Tuesday, September 19, 2006

The Dangerous Duty of Delight

Terry signed up to be on the e-mail list at desiringgod.org and they sent him a nifty little booklet in the real mail called The Dangerous Duty of Delight by J.P. (Party with Piper!)

Here's a passage on worship that Terry read to me this morning that hit home for both of us:

First, the true diagnosis of weak worship is not that our people are coming to get and not give. Not a few pastors scold their people that the worship services would be lively if people came to give instead of to get. There is a better diagnosis.

People ought to come to corporate worship services to get. They ought to come starved for God. They ought to come saying, "As the deer pants for the water brooks, so my soul pants for you, O God." (Psalm 42:1) God is profoundly honored when people know that they will die of hunger and thirst unless they have God. And it is my job as a preacher to spread a banquet for them. I must show them from Scripture what they are really starving for--God--and then feed them well until they say, "Ahhh." That is worship.

Second, seeing the essence of worship as satisfaction in God will make corporate worship radically God-centered.

Nothing makes God more supreme and more central than when people are utterly persuaded that nothing--not money or prestige or leisure or family or job or health or sports or toys or friends--is going to bring satisfaction to their aching hearts besides God. This conviction breeds people who go hard after God on Sunday morning.

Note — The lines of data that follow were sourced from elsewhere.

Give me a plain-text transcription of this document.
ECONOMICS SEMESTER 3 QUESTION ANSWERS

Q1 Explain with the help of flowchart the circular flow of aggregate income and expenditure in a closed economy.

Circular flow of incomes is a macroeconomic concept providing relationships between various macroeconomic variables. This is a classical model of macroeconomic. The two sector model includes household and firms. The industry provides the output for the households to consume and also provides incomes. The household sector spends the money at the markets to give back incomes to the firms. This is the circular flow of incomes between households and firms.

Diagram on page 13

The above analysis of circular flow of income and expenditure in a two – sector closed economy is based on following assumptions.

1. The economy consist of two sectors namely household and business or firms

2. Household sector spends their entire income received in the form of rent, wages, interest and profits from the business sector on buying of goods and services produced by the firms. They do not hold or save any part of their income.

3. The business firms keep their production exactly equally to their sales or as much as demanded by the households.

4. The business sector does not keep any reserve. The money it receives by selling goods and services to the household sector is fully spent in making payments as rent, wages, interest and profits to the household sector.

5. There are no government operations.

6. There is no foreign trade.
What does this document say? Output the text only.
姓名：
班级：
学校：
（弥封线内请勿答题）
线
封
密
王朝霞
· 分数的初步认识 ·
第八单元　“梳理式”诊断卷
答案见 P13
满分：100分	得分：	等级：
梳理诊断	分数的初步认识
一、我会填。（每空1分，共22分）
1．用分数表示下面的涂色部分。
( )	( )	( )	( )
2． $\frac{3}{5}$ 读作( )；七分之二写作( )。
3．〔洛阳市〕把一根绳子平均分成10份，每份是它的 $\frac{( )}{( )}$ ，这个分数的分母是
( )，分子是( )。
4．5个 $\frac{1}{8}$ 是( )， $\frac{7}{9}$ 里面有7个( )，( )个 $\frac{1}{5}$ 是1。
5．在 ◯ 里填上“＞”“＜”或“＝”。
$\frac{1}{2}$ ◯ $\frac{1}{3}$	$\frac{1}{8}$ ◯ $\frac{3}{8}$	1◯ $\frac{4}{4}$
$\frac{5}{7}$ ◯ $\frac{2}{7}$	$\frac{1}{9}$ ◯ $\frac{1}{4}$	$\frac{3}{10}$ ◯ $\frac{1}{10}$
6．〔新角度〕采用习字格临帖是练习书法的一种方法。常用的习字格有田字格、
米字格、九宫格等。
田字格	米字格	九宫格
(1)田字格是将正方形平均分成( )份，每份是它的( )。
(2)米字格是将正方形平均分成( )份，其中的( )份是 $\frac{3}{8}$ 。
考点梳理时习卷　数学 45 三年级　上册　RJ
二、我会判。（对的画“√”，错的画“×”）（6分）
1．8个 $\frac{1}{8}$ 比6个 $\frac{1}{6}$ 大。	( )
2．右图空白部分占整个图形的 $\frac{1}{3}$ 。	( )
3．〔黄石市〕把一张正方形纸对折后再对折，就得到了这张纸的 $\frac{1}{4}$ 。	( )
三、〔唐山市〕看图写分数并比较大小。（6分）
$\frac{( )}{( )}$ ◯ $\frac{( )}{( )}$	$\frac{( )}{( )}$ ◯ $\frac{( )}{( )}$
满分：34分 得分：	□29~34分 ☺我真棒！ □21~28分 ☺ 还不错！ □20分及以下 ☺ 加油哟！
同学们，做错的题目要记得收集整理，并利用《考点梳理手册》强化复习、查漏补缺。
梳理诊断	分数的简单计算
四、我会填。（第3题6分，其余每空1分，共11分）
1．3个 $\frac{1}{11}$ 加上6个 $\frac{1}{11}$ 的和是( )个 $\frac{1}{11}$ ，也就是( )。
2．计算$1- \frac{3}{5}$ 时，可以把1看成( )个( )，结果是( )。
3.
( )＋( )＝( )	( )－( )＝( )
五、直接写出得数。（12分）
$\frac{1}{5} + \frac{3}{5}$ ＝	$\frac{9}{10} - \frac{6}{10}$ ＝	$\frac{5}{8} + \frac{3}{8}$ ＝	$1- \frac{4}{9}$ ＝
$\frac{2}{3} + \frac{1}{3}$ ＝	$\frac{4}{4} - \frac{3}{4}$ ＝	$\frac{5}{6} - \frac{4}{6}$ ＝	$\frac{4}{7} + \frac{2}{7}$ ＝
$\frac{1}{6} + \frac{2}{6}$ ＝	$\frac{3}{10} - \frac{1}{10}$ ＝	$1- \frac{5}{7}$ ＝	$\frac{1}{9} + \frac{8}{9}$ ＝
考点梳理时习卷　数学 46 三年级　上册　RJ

If the focus shifts onto our giving to God, instead of His giving Himself to us, one result is that subtly it is not God who remains at the center but, instead, the quality of our giving. Are we singing worthily of the Lord? Are our instrumentalists playing with quality fitting a gift to the Lord? This all sounds noble at first. But little by little the focus shifts off the utter indispensability of the Lord Himself and onto the quality of our performances. And we even start to define excellence and power in terms of the technical distinction of our artistic acts.

Nothing keeps God at the center of worship like the biblical conviction that the essence of worship is deep, heartfelt satisfaction in Him and the conviction that the pursuit of that satisfaction is why we are together.